Da braucht es eine Auseinandersetzung mit den gesellschaftlichen Normen: Welche sind das? Wie erlebe ich sie? Inwiefern habe ich sie verinnerlicht? Was ist passend für mich? Was nicht (mehr)? Oft gehört dann schon eine gehörige Portion Courage dazu, zu den eigenen Wünschen und Bedürfnissen zu stehen.
Wir dürfen uns zugestehen, da sehr sanft und liebevoll mit uns selbst umzugehen.
Liebe Regina, vielen Dank für das Gespräch!
Ablauf der Online-Berufungs-Konferenz
Von 21. bis 25. September 2015 findet täglich um 9.00 und 19.00 Uhr ein etwa einstündiges Live-Gespräch statt. Interessierte können sich auf der Veranstaltungswebsite mit Eingabe ihrer Email-Adresse anmelden. Sie erhalten dann nähere Infos und die Zugangsdaten. Es ist möglich, live bei den Gesprächen mit 11 Frauen dabei zu sein, sich auch mit Fragen und Kommentaren einzubringen. Oder aber man hört sich die Audioaufzeichnungen im Nachhinein an.

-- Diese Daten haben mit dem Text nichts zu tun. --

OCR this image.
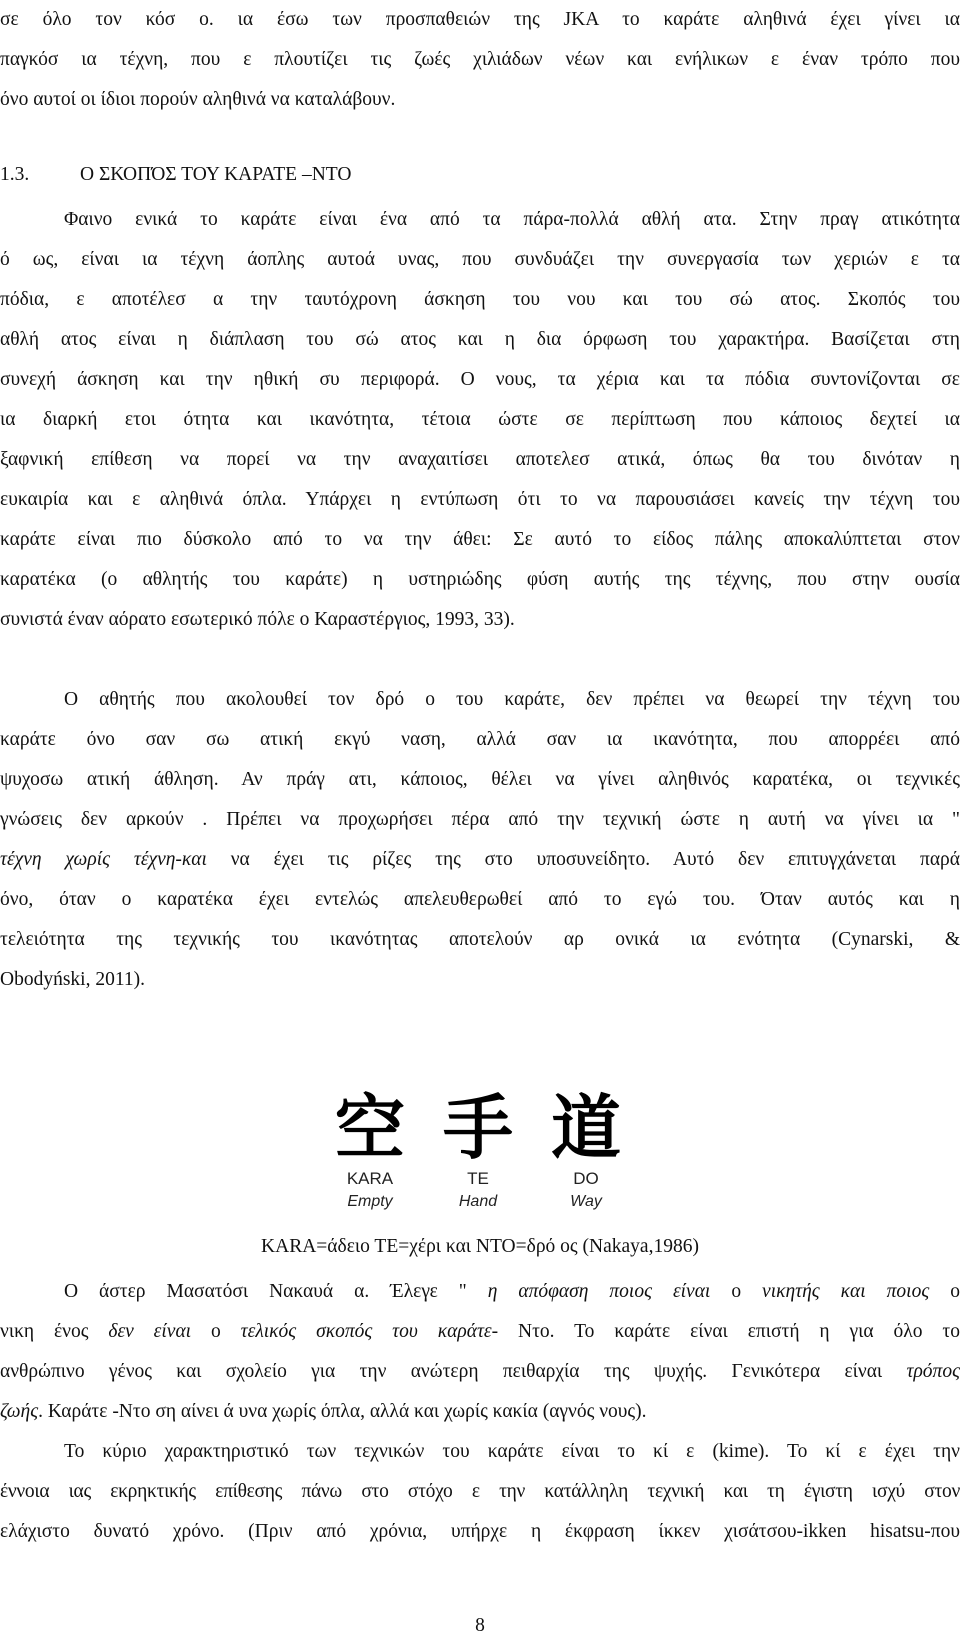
σε όλο τον κόσ ο. ια έσω των προσπαθειών της JKA το καράτε αληθινά έχει γίνει ια
παγκόσ ια τέχνη, που ε πλουτίζει τις ζωές χιλιάδων νέων και ενήλικων ε έναν τρόπο που
όνο αυτοί οι ίδιοι πορούν αληθινά να καταλάβουν.
1.3.	Ο ΣΚΟΠΌΣ ΤΟΥ ΚΑΡΑΤΕ –ΝΤΟ
Φαινο ενικά το καράτε είναι ένα από τα πάρα-πολλά αθλή ατα. Στην πραγ ατικότητα
ό ως, είναι ια τέχνη άοπλης αυτοά υνας, που συνδυάζει την συνεργασία των χεριών ε τα
πόδια, ε αποτέλεσ α την ταυτόχρονη άσκηση του νου και του σώ ατος. Σκοπός του
αθλή ατος είναι η διάπλαση του σώ ατος και η δια όρφωση του χαρακτήρα. Βασίζεται στη
συνεχή άσκηση και την ηθική συ περιφορά. Ο νους, τα χέρια και τα πόδια συντονίζονται σε
ια διαρκή ετοι ότητα και ικανότητα, τέτοια ώστε σε περίπτωση που κάποιος δεχτεί ια
ξαφνική επίθεση να πορεί να την αναχαιτίσει αποτελεσ ατικά, όπως θα του δινόταν η
ευκαιρία και ε αληθινά όπλα. Υπάρχει η εντύπωση ότι το να παρουσιάσει κανείς την τέχνη του
καράτε είναι πιο δύσκολο από το να την άθει: Σε αυτό το είδος πάλης αποκαλύπτεται στον
καρατέκα (ο αθλητής του καράτε) η υστηριώδης φύση αυτής της τέχνης, που στην ουσία
συνιστά έναν αόρατο εσωτερικό πόλε ο Καραστέργιος, 1993, 33).
Ο αθητής που ακολουθεί τον δρό ο του καράτε, δεν πρέπει να θεωρεί την τέχνη του
καράτε όνο σαν σω ατική εκγύ ναση, αλλά σαν ια ικανότητα, που απορρέει από
ψυχοσω ατική άθληση. Αν πράγ ατι, κάποιος, θέλει να γίνει αληθινός καρατέκα, οι τεχνικές
γνώσεις δεν αρκούν . Πρέπει να προχωρήσει πέρα από την τεχνική ώστε η αυτή να γίνει ια "
τέχνη χωρίς τέχνη-και να έχει τις ρίζες της στο υποσυνείδητο. Αυτό δεν επιτυγχάνεται παρά
όνο, όταν ο καρατέκα έχει εντελώς απελευθερωθεί από το εγώ του. Όταν αυτός και η
τελειότητα της τεχνικής του ικανότητας αποτελούν αρ ονικά ια ενότητα (Cynarski, &
Obodyński, 2011).
空 手 道
KARA	TE	DO
Empty	Hand	Way
KARA=άδειο ΤΕ=χέρι και ΝΤΟ=δρό ος (Nakaya,1986)
Ο άστερ Μασατόσι Νακαυά α. Έλεγε " η απόφαση ποιος είναι ο νικητής και ποιος ο
νικη ένος δεν είναι ο τελικός σκοπός του καράτε- Ντο. Το καράτε είναι επιστή η για όλο το
ανθρώπινο γένος και σχολείο για την ανώτερη πειθαρχία της ψυχής. Γενικότερα είναι τρόπος
ζωής. Καράτε -Ντο ση αίνει ά υνα χωρίς όπλα, αλλά και χωρίς κακία (αγνός νους).
Το κύριο χαρακτηριστικό των τεχνικών του καράτε είναι το κί ε (kime). Το κί ε έχει την
έννοια ιας εκρηκτικής επίθεσης πάνω στο στόχο ε την κατάλληλη τεχνική και τη έγιστη ισχύ στον
ελάχιστο δυνατό χρόνο. (Πριν από χρόνια, υπήρχε η έκφραση ίκκεν χισάτσου-ikken hisatsu-που
8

Das ist sehr praktisch, wenn man sich nicht die Zeit für alle Gespräche zum Livetermin nehmen kann, und auch wenn man sich noch etwas in Ruhe, auch öfters anhören möchte.
Die Konferenz bringt Menschen aus dem ganzen deutschsprachigen Raum zusammen, ermöglicht Regionen übergreifende Vernetzung.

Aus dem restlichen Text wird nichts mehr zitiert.